Resource problem with 1.2.3?
-
I am pulling my hair out over this one. I've got pfSense 1.2.3 running on an old HP desktop with two nics in it (one onboard, one PCI). I run this exact same hardware at other offices. Starting a couple months ago it it started freaking out. When you log in and navigate around the GUI it just spits back of bunch of gibberish (well, I'm sure it actually means something, but to me it's gibberish). When you reboot, the problem goes away, but only for a couple hours. I figured it was messed up, so I just swapped it out with another box that I keep as a cold standby. It was up for a little bit no problem, then BAM… gibberish on that one too. So I built a third box and shipped it out and had them plug it in. Good for a couple hours, then gibberish. So I have had three different boxes do this now. Everything seems to work ok, with the exception of IPSec. I have one tunnel configured on that box, and it won't come up once the gibberish starts.

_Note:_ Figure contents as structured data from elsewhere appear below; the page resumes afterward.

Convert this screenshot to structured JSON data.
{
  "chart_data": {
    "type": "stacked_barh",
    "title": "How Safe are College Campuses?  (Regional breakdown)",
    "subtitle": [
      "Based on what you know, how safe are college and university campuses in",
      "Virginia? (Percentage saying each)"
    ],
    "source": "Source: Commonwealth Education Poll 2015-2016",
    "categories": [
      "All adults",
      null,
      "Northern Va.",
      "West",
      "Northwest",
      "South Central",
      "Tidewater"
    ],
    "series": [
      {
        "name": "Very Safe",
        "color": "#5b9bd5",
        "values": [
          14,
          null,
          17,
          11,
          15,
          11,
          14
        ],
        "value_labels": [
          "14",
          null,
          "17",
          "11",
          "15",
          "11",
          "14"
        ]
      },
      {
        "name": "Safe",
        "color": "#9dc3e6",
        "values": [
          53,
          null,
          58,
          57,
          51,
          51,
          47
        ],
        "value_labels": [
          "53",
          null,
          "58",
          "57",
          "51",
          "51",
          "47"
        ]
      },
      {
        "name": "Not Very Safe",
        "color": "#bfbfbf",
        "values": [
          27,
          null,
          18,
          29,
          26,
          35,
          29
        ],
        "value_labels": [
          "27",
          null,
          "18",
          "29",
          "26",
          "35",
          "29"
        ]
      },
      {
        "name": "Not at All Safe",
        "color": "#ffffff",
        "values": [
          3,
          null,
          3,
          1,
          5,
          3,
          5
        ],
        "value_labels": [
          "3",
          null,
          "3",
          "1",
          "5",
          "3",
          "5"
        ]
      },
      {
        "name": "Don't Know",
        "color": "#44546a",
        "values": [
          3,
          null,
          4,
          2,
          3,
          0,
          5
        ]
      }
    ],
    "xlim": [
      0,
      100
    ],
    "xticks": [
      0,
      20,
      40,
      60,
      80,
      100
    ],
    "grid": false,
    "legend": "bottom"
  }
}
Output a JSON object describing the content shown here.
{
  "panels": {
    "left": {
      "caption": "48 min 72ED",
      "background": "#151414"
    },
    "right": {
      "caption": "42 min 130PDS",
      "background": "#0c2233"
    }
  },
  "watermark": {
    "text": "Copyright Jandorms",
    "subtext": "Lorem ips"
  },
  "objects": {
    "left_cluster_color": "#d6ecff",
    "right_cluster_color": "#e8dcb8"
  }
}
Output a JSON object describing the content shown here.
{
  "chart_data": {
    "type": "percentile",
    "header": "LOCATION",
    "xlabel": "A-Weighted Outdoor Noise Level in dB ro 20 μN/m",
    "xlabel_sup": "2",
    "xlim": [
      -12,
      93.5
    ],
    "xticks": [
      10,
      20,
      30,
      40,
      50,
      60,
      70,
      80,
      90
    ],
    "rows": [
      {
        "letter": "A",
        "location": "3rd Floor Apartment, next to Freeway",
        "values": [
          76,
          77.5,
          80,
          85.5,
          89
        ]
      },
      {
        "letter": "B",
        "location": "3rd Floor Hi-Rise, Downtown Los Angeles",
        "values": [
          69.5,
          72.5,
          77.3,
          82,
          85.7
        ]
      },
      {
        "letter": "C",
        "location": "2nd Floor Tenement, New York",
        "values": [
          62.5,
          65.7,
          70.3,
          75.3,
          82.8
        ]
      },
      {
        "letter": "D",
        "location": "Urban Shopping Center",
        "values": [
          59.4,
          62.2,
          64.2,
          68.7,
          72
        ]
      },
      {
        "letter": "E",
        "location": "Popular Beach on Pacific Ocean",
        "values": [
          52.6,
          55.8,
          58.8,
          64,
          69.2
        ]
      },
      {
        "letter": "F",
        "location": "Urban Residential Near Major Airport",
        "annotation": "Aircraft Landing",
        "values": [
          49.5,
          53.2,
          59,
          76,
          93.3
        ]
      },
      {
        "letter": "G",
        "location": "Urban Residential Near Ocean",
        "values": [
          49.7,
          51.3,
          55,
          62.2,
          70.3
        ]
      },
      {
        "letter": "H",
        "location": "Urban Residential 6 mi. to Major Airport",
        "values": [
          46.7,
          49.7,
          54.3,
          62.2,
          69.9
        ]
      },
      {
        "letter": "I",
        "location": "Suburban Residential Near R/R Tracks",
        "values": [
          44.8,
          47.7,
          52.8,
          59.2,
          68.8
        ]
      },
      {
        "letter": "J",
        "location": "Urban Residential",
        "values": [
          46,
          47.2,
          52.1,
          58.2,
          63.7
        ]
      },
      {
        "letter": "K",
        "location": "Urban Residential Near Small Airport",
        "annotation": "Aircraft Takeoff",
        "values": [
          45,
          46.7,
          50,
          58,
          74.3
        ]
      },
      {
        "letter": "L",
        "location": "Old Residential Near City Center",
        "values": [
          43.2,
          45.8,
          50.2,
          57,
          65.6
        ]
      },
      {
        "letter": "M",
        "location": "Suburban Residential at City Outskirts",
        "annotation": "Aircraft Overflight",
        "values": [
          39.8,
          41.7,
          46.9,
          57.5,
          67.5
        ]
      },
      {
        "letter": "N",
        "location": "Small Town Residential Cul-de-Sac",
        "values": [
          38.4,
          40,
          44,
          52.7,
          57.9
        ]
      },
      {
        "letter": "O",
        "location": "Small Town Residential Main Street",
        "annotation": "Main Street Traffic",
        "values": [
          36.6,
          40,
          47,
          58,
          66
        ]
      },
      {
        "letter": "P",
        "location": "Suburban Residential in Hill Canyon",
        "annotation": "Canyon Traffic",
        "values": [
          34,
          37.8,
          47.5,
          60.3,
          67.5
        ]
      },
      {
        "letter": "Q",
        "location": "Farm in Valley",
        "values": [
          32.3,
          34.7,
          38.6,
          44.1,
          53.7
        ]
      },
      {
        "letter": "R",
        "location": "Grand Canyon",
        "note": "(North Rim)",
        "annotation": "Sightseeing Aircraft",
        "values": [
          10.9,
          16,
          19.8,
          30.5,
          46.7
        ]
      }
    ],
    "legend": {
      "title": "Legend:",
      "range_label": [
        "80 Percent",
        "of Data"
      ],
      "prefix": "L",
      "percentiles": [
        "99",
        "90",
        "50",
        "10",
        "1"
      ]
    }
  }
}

Here are a couple examples:
Here is the output from a clog -f /var/log/system.log
Jun 9 13:10:57 scgw1 inetd[509]: fork: Resource temporarily unavailable
Jun 9 13:10:58 scgw1 kernel: maxproc limit exceeded by uid 0, please see tuning(7) and login.conf(5).
Jun 9 13:11:21 scgw1 last message repeated 5 times
Jun 9 13:11:22 scgw1 inetd[509]: fork: Resource temporarily unavailable
Jun 9 13:11:25 scgw1 kernel: maxproc limit exceeded by uid 0, please see tuning(7) and login.conf(5).
Jun 9 13:11:39 scgw1 last message repeated 3 times
Jun 9 13:11:39 scgw1 kernel:
Jun 9 13:11:39 scgw1 inetd[509]: fork: Resource temporarily unavailable
Jun 9 13:11:42 scgw1 kernel: maxproc limit exceeded by uid 0, please see tuning(7) and login.conf(5).
Jun 9 13:11:47 scgw1 kernel: maxproc limit exceeded by uid 0, please see tuning(7) and login.conf(5).And here is a top -SH
Any ideas?
-
I suspect 1892 processes is way too many and that you have some sort of leak where dead processes don't go away and release the resources they were using. Once it gets into this state its probably difficult to see what is going on because issuing a new command will generally require creation of a new process.
I suggest you reboot and from time to time issue the command ps -ax and watch the process count and see if you can detect an accumulation of dead processes of the same name.
-
Probably too many connections through reflection, you'll have to disable it if that's the case.
-
I'll schedule a reboot tonight and turn reflection off. That's kind of rediculous, no? If it can't handle reflection properly, why is it an option?
-Seth
-
Because of the way reflection currently works, if you have a lot of open connections from local systems to your port forwards, there will be a lot of nc (netcat) processes - one per connection, I think.
-
It did turn out to be reflection. I still don't understand why though. I have one internal resource that is accessed via reflection by one user and it is only occasionally. If pfSense can't handle that properly, why is it an option?
-
It did turn out to be reflection. I still don't understand why though. I have one internal resource that is accessed via reflection by one user and it is only occasionally. If pfSense can't handle that properly, why is it an option?
Without seeing your exact NAT and interface configuration, we can only speculate. It works fine for most users. There may be something particular about the way you set it up that was problematic, or something problematic with the client or server software holding open connections.
-
It takes thousands of simultaneous connections to get to that point, if you're seeing that, you have that many connections through reflection. We generally advise against using reflection at all, but it's a fine solution in most circumstances, just not when you get to higher numbers of connections that need to be reflected. High throughput environments do it "right", i.e. split DNS.
Efonne does have a branch in git that does reflection in pf, which gets rid of the nc scalability issues. That's for 2.0 only, and may have other drawbacks as it hasn't been nearly as widely tested.